My junior high girlfriends, buddies since age eleven (some continuously, others rediscovered) are all celebrating our seventieth birthdays this year and finding sharing them both delightful and ludicrous. I still have friends from high school and college, too. Some of my contemporaries, mostly those who worked at a single career for thirty or forty years, are retired and doing a lot of traveling. Others are still trying new ventures or achieving belated success. Although three of the six of us from junior high still live in Queens, where we grew up, I’m in touch with women all over the world. For decades I’ve sent newsy holiday letters (some sneer at them, but do those folks still have forty and fifty-year-old friendships?) to Australia and Africa, to Tunisia and Israel and Canada, to the UK and France and Germany and the Netherlands, as well as to numerous American states. Not all of them write back, but when they’ve come to New York or I’ve visited, it’s usually as if no time has passed. And thanks to email and Facebook, it’s now gotten a lot easier to keep in touch.

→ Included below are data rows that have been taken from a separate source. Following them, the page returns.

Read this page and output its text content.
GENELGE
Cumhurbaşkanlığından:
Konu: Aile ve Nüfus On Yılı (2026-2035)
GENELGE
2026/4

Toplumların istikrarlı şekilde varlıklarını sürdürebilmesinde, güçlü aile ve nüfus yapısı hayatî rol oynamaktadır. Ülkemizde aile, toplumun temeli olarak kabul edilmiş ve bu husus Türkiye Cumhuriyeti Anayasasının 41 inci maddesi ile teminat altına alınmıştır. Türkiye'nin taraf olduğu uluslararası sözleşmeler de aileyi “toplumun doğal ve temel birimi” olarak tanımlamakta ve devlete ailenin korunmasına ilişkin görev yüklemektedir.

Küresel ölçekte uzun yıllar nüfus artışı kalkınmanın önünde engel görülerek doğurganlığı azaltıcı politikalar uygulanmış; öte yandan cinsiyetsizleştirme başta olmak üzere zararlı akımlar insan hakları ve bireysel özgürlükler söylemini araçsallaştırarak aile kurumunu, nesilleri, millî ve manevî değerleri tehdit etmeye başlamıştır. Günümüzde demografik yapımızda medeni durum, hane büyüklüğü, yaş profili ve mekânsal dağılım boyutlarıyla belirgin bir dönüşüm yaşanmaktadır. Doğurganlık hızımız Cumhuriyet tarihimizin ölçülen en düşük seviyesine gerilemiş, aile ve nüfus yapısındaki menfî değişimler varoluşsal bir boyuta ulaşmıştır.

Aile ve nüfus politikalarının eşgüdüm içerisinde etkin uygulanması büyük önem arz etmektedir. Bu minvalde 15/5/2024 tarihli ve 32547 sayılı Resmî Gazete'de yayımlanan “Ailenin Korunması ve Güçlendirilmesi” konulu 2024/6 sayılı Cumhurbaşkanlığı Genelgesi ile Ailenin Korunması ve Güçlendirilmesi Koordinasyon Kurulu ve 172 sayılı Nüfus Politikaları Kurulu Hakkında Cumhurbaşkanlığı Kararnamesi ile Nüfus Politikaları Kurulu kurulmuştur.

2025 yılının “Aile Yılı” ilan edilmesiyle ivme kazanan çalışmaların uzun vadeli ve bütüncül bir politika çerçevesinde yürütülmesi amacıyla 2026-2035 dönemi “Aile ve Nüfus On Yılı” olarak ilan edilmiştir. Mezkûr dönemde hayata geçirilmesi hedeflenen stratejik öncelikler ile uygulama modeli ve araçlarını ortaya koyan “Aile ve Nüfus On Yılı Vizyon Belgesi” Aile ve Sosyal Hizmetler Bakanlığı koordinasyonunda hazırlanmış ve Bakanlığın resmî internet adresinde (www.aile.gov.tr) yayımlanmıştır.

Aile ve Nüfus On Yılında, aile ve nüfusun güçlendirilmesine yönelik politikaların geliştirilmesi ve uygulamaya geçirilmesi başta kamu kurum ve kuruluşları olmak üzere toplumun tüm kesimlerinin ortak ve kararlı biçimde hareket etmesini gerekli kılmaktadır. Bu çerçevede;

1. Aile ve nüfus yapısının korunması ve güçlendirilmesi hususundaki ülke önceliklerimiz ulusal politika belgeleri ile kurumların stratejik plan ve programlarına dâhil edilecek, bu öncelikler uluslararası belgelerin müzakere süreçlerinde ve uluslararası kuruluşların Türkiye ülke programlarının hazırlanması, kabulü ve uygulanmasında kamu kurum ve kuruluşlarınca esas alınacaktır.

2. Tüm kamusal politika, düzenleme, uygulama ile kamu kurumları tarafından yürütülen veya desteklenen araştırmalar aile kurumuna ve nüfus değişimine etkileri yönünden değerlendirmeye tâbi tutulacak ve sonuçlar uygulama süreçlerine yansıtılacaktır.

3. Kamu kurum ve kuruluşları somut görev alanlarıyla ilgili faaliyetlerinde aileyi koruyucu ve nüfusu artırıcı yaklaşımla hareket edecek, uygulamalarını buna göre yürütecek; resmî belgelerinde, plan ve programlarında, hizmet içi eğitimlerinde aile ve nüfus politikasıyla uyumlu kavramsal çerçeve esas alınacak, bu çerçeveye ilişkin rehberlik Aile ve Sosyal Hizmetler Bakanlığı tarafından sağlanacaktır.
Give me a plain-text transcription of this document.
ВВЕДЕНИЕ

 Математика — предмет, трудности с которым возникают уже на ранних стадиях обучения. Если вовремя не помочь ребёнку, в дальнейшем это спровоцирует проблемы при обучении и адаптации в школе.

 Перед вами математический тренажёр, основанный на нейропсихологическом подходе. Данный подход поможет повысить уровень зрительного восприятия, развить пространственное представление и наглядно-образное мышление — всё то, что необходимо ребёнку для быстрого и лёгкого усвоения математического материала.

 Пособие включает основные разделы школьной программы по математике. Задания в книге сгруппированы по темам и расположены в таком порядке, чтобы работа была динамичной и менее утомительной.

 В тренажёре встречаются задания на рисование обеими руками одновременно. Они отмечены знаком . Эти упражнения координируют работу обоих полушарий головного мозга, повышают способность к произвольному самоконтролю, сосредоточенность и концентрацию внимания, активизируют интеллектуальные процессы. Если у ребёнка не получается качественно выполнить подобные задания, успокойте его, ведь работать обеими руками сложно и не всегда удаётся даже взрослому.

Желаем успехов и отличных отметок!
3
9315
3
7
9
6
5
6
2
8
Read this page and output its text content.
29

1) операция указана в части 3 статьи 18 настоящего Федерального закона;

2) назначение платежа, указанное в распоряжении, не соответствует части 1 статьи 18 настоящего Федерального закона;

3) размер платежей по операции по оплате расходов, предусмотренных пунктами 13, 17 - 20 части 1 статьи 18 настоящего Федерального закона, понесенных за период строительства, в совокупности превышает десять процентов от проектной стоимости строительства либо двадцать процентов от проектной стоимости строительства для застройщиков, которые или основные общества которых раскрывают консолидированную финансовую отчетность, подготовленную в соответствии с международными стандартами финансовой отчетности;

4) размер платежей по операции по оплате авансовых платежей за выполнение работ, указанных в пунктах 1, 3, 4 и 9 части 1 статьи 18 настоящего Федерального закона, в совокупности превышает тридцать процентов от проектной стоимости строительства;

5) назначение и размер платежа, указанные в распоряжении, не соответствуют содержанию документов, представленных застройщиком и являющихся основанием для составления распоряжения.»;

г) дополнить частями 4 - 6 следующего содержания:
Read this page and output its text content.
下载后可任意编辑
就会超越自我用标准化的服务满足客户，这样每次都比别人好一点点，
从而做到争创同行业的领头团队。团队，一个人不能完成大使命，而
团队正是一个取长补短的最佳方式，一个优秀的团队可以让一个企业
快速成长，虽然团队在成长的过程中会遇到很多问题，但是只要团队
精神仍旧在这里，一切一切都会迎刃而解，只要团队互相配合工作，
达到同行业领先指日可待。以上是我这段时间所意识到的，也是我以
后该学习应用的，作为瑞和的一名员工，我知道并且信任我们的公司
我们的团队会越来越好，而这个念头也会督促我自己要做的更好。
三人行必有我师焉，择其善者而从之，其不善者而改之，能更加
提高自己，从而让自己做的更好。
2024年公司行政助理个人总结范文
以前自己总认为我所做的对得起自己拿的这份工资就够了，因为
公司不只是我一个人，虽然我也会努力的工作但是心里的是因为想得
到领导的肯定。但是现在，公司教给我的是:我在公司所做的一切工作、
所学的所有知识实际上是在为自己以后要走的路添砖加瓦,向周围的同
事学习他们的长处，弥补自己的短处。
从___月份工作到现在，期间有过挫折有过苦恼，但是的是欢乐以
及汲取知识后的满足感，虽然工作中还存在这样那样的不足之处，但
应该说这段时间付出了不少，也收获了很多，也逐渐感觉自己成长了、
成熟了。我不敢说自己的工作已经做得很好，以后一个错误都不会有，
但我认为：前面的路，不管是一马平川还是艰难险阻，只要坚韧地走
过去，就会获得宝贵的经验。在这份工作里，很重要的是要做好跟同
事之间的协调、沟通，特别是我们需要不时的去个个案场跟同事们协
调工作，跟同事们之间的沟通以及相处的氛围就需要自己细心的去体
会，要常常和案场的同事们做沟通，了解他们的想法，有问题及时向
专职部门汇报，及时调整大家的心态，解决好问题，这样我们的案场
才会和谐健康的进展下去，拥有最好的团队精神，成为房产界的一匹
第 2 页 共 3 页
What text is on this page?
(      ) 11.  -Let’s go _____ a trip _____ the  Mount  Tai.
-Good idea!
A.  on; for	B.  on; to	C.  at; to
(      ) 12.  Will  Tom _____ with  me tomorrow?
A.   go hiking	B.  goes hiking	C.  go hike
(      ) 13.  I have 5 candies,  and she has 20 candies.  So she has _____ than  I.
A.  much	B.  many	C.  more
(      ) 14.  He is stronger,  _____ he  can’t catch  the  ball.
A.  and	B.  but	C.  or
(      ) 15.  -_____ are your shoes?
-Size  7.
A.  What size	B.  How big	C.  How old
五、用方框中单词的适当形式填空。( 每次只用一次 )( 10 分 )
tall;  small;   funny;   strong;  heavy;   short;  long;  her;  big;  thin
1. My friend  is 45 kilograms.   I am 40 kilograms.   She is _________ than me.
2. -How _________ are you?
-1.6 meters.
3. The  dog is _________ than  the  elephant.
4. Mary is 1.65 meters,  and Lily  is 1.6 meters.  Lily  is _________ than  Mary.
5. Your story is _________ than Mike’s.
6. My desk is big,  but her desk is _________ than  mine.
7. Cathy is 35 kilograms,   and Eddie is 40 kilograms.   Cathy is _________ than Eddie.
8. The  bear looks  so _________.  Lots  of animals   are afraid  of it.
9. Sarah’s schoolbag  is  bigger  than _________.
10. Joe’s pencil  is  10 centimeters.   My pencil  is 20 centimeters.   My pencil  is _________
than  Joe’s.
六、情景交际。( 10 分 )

I remember exactly when women’s conversation came out of the kitchen (no, I don’t mean “the closet”). For me, it was in 1967, a few years before the women’s movement woke everybody up about how men always dominated a group and it didn’t have to be that way. My male cousin took me to a party at another guy’s apartment to see the slides (those were photos back then, Virginia) they and two “girls,” their dates, had taken on a trip to the Bahamas in my cousin’s plane. I remember exclaiming with some hilarity that while I hadn’t met a man (why else did one go to parties?), I’d connected with some wonderful women. As it happens, the guy who gave the party later became my first husband. We’re long divorced, though we have grandkids in common and get along okay. And I’m still friends with one of the women I met that night.
I’m still meeting wonderful women in every area of my life, including mystery writing. The relationships that click usually have an online component, whether or not we also get together with them in person (or “have facetime with” them, as my tech-savvy Gen X son put it the other day). I’ve also had my share of losses. One dear friend, a gifted singer and musician, who died of leukemia fifteen years ago, is someone I still miss and think about all the time. I also remember a brilliant young Frenchwoman who died before she was thirty. I’m still close to her daughter, who has just moved from Nairobi to the US, and her brilliant, gorgeous granddaughter (half African, one-fourth Tunisian, and one-fourth French) came to stay with us two summers ago.
When we started Poe’s Deadly Daughters almost seven years ago, I was thrilled to be able to say I have blog sisters, and we have certainly supported each other through the ups and downs of our careers. We’re geographically diverse: me in New York, Sandy in the DC area, Sheila in New England, Julia near Chicago, Jeri in California, and Sharon in Canada. I’ve met Sandy, Sheila, and Jeri at Malice Domestic and other mystery venues over the years. But it’s hard to believe that I’ve never met Sharon and Julia face to face. When it comes to my women friends, it’s not the medium but the strong sense of connection that matters.